The five insights are:
- A point of view depends on one’s perspective.
- Organisations are struggling between the past and the future.
- Trust – if one can build it – will be a new competitive advantage.
- Uncertainty has always existed – but so many things are now certain.
- There is so much to learn, to do and to look forward to…
The blog ends with a few predictions including the idea that Bitcoin and blockchain are likely to revolutionise money.
At the same time as debating this blog entry, someone retweeted a presentation of mine from 2010, pointing out how relevant it is today five years later.
These things are linked, as many of us are looking at the future. We are looking at the future from different perspectives, but many of us are looking. The big difference is how we look.
It surprises me, for example, that many of us have a short-term view even when we look long-term. This is usually a result of looking to the unknown based upon what we know.
Now I’m not saying that I know the future – no-one knows the future no matter how confident they talk – but what I have found is that some futures are more known than others.
For example, could anyone have predicted the credit crisis? Sure. Did anyone? Not anyone that anyone listened to.
What this means is that there are voices who will show the future, but will anyone listen? I remember James Bellini predicting the internet bust in 1999, but few took notice of his words. I remember India’s top economist Raghuram Rajan called the credit crisis back in 2005 , three years before it occurred, but did anyone listen?
In fact, what is fascinating is that most of the issues we face today were not called by voices that were listened to, but could have been foreseen.
For example, my comment on this WEF article is that we often cannot see Political and Economic change until it happens. The fall of the Soviet Union was accidental some would say. No-one predicted it and it was due to the fall of the Berlin Wall, an accident in itself.
When Jim O’Neill at Goldman Sachs came up with BRIC economies in 2003, who could have predicted that twelve years later China would be the BIGGEST economy in the world whilst Russia languishes in parochialism and rigidity under Putin?
When we moved on to the CIVETS – the Economist’s acronym for the next growth wave covering Cambodia, Indonesia, Vietnam, Egypt, Turkey and South Africa – that we would go through an Arab Spring and ISIS revolution. In fact, the updated acronym MINT – Mexico, Indonesia, Nigeria and Turkey – missed the uprising in Syria and the ISIS state as well as the Boko Haram creation of an Islamic state in Africa.
As a result of these experiences, I firmly believe that any predictions of political, regulatory or economic change are complete hogwash. On the other hand, I reckon that you can predict a lot societal and technological change, as it is often attributed to things that have already happened.
For example, I dealt with mobile and mobile banking possibilities in 1996. Biometrics came up, the first time, in around 1990. Video telephony has been predicted as an intuitive natural interface since the 1950s and robots were predicted way back in the wonderful Fritz Lang sci-fi seminal movie Metropolis.

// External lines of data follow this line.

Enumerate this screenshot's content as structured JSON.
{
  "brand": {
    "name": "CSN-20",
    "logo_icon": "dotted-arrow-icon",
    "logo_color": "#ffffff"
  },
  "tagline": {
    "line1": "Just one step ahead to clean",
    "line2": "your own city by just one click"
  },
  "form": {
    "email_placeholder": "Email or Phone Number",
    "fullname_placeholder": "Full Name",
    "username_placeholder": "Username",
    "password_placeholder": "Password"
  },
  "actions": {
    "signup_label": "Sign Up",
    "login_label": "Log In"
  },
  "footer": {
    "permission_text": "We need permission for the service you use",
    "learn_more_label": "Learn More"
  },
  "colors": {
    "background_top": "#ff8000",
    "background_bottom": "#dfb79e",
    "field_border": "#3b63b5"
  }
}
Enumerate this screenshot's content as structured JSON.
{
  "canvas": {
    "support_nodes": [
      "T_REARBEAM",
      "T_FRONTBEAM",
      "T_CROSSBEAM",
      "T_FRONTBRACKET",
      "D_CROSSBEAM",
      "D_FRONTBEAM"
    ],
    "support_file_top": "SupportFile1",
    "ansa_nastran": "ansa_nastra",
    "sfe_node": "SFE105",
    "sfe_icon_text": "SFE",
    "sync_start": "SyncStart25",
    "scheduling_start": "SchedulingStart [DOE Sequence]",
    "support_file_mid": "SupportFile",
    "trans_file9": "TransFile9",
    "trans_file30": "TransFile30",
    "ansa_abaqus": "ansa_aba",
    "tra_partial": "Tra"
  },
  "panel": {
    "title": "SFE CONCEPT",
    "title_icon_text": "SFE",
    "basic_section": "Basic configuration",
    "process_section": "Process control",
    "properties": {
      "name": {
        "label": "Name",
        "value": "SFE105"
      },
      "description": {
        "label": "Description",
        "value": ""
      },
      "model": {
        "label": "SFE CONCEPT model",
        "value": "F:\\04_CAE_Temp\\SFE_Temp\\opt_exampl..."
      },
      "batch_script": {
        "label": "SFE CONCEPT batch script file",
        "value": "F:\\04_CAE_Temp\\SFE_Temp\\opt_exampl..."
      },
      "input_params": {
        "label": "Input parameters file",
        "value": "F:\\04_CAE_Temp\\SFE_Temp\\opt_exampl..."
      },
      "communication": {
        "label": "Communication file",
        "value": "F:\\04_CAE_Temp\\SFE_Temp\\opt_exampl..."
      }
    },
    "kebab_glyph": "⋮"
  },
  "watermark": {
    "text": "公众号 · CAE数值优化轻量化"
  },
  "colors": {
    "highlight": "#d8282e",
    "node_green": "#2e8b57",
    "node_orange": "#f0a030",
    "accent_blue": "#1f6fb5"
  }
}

So we can predict technology developments. Our issue is that we over-estimate how fast they will happen and, normally, underestimate the impact when they do happen.
So what’s the point?
The point is this: when you see someone predicting the future economic outlook, take it with a pinch of salt. When you see someone predicting the future technological outlook, take note and consider if this would work for you.